# RAG Prototype

This notebook includes a RAG Prototype which reads text files containing book descriptions and create embeddings based on the book description and then store them in a vector DB

- read book descriptions from the text files stored under data/
- use fastembed to create the vector embedding for each book description
- store the embeddings and the book metadata in a local weaviate database


Import libraries

In [16]:
%%capture
%pip install fastembed weaviate-client ipython

huggingface/tokenizers: The current process just got forked, after parallelism has already been used. Disabling parallelism to avoid deadlocks...
	- Avoid using `tokenizers` before the fork if possible
	- Explicitly set the environment variable TOKENIZERS_PARALLELISM=(true | false)


In [17]:
# Warning control
import warnings
warnings.filterwarnings('ignore')

In [18]:
import os
import json
from IPython.display import JSON

from fastembed import TextEmbedding

import weaviate
from weaviate.classes.data import DataObject

from helper import suppress_output

Set variables

In [19]:
COLLECTION_NAME = "Books"  # capitalize the first letter of collection names
BOOK_DESCRIPTION_FOLDER = "data/"
EMBEDDING_MODEL_NAME = "BAAI/bge-small-en-v1.5"
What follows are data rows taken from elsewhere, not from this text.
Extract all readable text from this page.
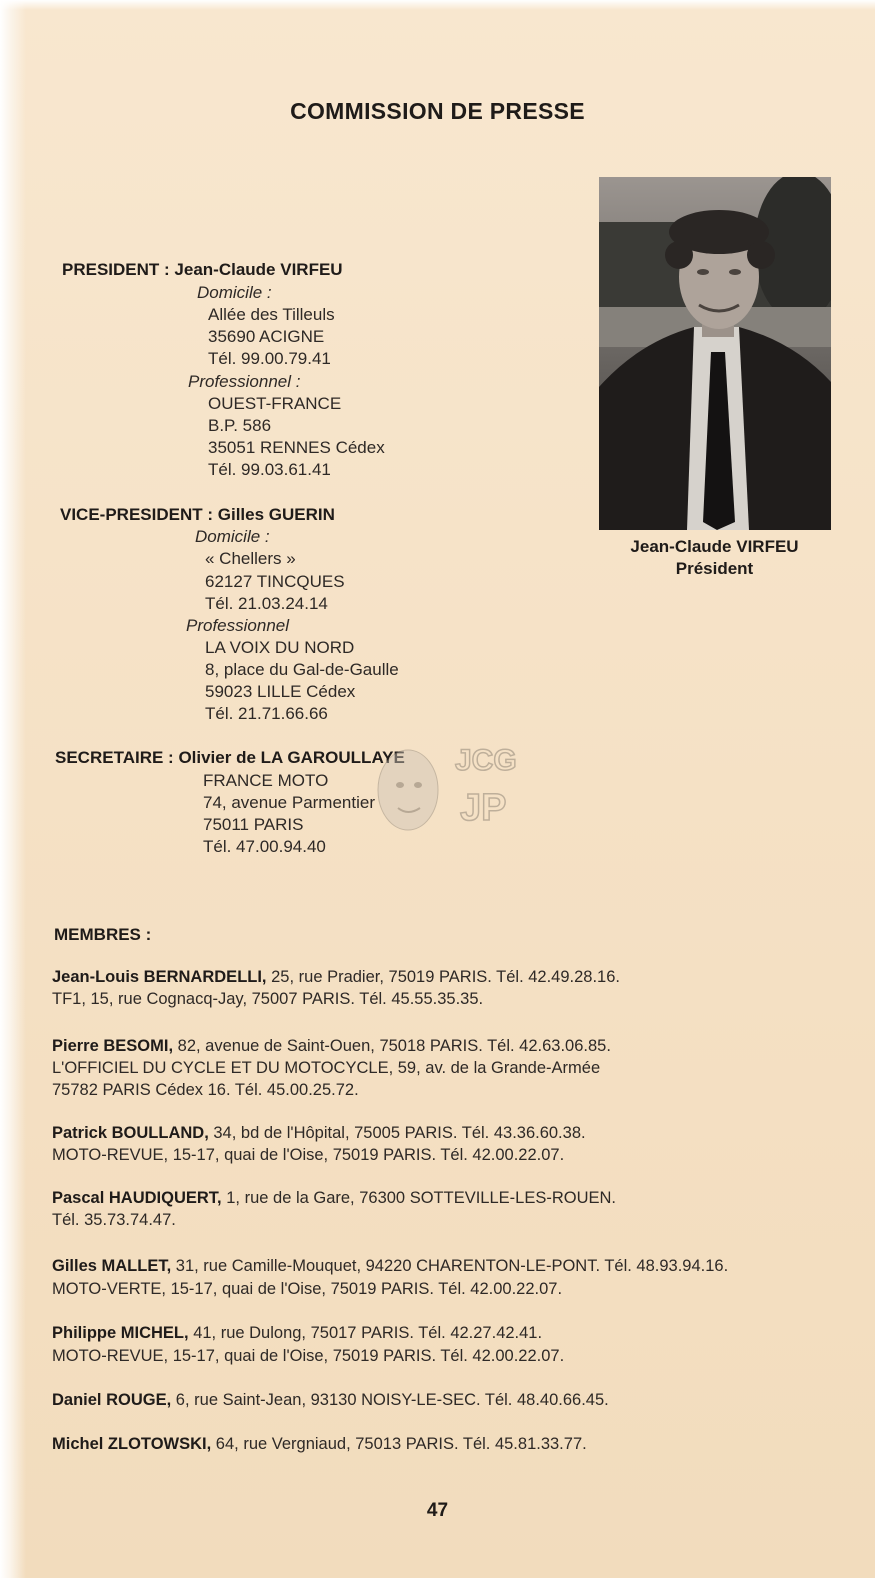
COMMISSION DE PRESSE
PRESIDENT : Jean-Claude VIRFEU
Domicile :
Allée des Tilleuls
35690 ACIGNE
Tél. 99.00.79.41
Professionnel :
OUEST-FRANCE
B.P. 586
35051 RENNES Cédex
Tél. 99.03.61.41
VICE-PRESIDENT : Gilles GUERIN
Domicile :
« Chellers »
62127 TINCQUES
Tél. 21.03.24.14
Professionnel
LA VOIX DU NORD
8, place du Gal-de-Gaulle
59023 LILLE Cédex
Tél. 21.71.66.66
SECRETAIRE : Olivier de LA GAROULLAYE
FRANCE MOTO
74, avenue Parmentier
75011 PARIS
Tél. 47.00.94.40
JCG
JP
Jean-Claude VIRFEU
Président
MEMBRES :
Jean-Louis BERNARDELLI, 25, rue Pradier, 75019 PARIS. Tél. 42.49.28.16.
TF1, 15, rue Cognacq-Jay, 75007 PARIS. Tél. 45.55.35.35.
Pierre BESOMI, 82, avenue de Saint-Ouen, 75018 PARIS. Tél. 42.63.06.85.
L'OFFICIEL DU CYCLE ET DU MOTOCYCLE, 59, av. de la Grande-Armée
75782 PARIS Cédex 16. Tél. 45.00.25.72.
Patrick BOULLAND, 34, bd de l'Hôpital, 75005 PARIS. Tél. 43.36.60.38.
MOTO-REVUE, 15-17, quai de l'Oise, 75019 PARIS. Tél. 42.00.22.07.
Pascal HAUDIQUERT, 1, rue de la Gare, 76300 SOTTEVILLE-LES-ROUEN.
Tél. 35.73.74.47.
Gilles MALLET, 31, rue Camille-Mouquet, 94220 CHARENTON-LE-PONT. Tél. 48.93.94.16.
MOTO-VERTE, 15-17, quai de l'Oise, 75019 PARIS. Tél. 42.00.22.07.
Philippe MICHEL, 41, rue Dulong, 75017 PARIS. Tél. 42.27.42.41.
MOTO-REVUE, 15-17, quai de l'Oise, 75019 PARIS. Tél. 42.00.22.07.
Daniel ROUGE, 6, rue Saint-Jean, 93130 NOISY-LE-SEC. Tél. 48.40.66.45.
Michel ZLOTOWSKI, 64, rue Vergniaud, 75013 PARIS. Tél. 45.81.33.77.
47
Instantiate Embedded Weaviate client

In [20]:
with suppress_output():
    client = weaviate.connect_to_embedded(
        persistence_data_path= "tmp/weaviate",
    )
print("Started new embedded Weaviate instance.")
print(f"Client is ready: {client.is_ready()}")

WeaviateStartUpError: Embedded DB did not start because processes are already listening on ports http:8079 and grpc:50050use weaviate.connect_to_local(port=8079, grpc_port=50050) to connect to the existing instance

Create the collection

In [None]:
existing_collections = client.collections.list_all()
existing_collection_names = existing_collections.keys()

if COLLECTION_NAME not in existing_collection_names:
    print(f"Collection {COLLECTION_NAME} does not exist yet. Creating it...")
    collection = client.collections.create(name=COLLECTION_NAME)
    print(f"Collection {COLLECTION_NAME} created successfully.")
else:
    print(f"Collection {COLLECTION_NAME} already exists. No action taken.")
    collection = client.collections.get(COLLECTION_NAME)

Collection Books already exists. No action taken.


Extract text from local files

In [None]:
# list the book description files
book_description_files = [
    f for f in os.listdir(BOOK_DESCRIPTION_FOLDER)
    if f.endswith('.txt')
]

print(f"The following files with book descriptions were found: {book_description_files}")

The following files with book descriptions were found: ['book_descriptions_2.txt', 'book_descriptions_1.txt']


In [None]:
list_of_book_data = []

for book_description_file in book_description_files:
    with open(os.path.join(BOOK_DESCRIPTION_FOLDER, book_description_file), "r") as f:
        book_descriptions = f.readlines()

    titles = [
        book_description.split(":::")[1].strip()
        for book_description in book_descriptions
    ]

    authors = [
        book_description.split(":::")[2].strip()
        for book_description in book_descriptions
    ]
    book_description_text = [
        book_description.split(":::")[3].strip()
        for book_description in book_descriptions
    ]

    book_descriptions = [
        {
            "title": title,
            "author": author,
            "description": description,
        }
        for title, author, description in zip(
            titles, authors, book_description_text
        )
    ]

    list_of_book_data.append(book_descriptions)


In [None]:
JSON(json.dumps(list_of_book_data))



<IPython.core.display.JSON object>

Create vector embeddings from descriptions

In [None]:
embedding_model = TextEmbedding(EMBEDDING_MODEL_NAME)  

list_of_description_embeddings = []

for book_data in list_of_book_data:
    book_descriptions = [book["description"] for book in book_data]
    description_embeddings = [
        list(embedding_model.embed([desc]))[0] for desc in book_descriptions
    ]
    list_of_description_embeddings.append(description_embeddings)

Fetching 5 files: 100%|██████████| 5/5 [00:02<00:00,  2.02it/s]


Load embeddings to Weaviate

In the books collection of Weaviate, We will create an item for each data object (book). The item has two attributes:

- vector: which represents the vector embedding of the book text description
- properties: which is a python dictionary that contains the book metadata: title, author and text description.

In [None]:
for book_data_list, emb_list in zip(list_of_book_data, list_of_description_embeddings):
    items = []
    
    for book_data, emb in zip(book_data_list, emb_list):
        item = DataObject(
            properties={
                "title": book_data["title"],
                "author": book_data["author"],
                "description": book_data["description"],
            },
            vector=emb
        )
        items.append(item)
    
    collection.data.insert_many(items)

Query for a book recommendation using semantic search

- query.near_vector of the Weaviate Books collection

In [None]:
query_str = "A philosophical book"

embedding_model = TextEmbedding(EMBEDDING_MODEL_NAME)  
collection = client.collections.get(COLLECTION_NAME)

query_emb = list(embedding_model.embed([query_str]))[0]

results = collection.query.near_vector(
    near_vector=query_emb,
    limit=1,
)
for result in results.objects:
    print(f"You should read: {result.properties['title']} by {result.properties['author']}")
    print("Description:")
    print(result.properties["description"])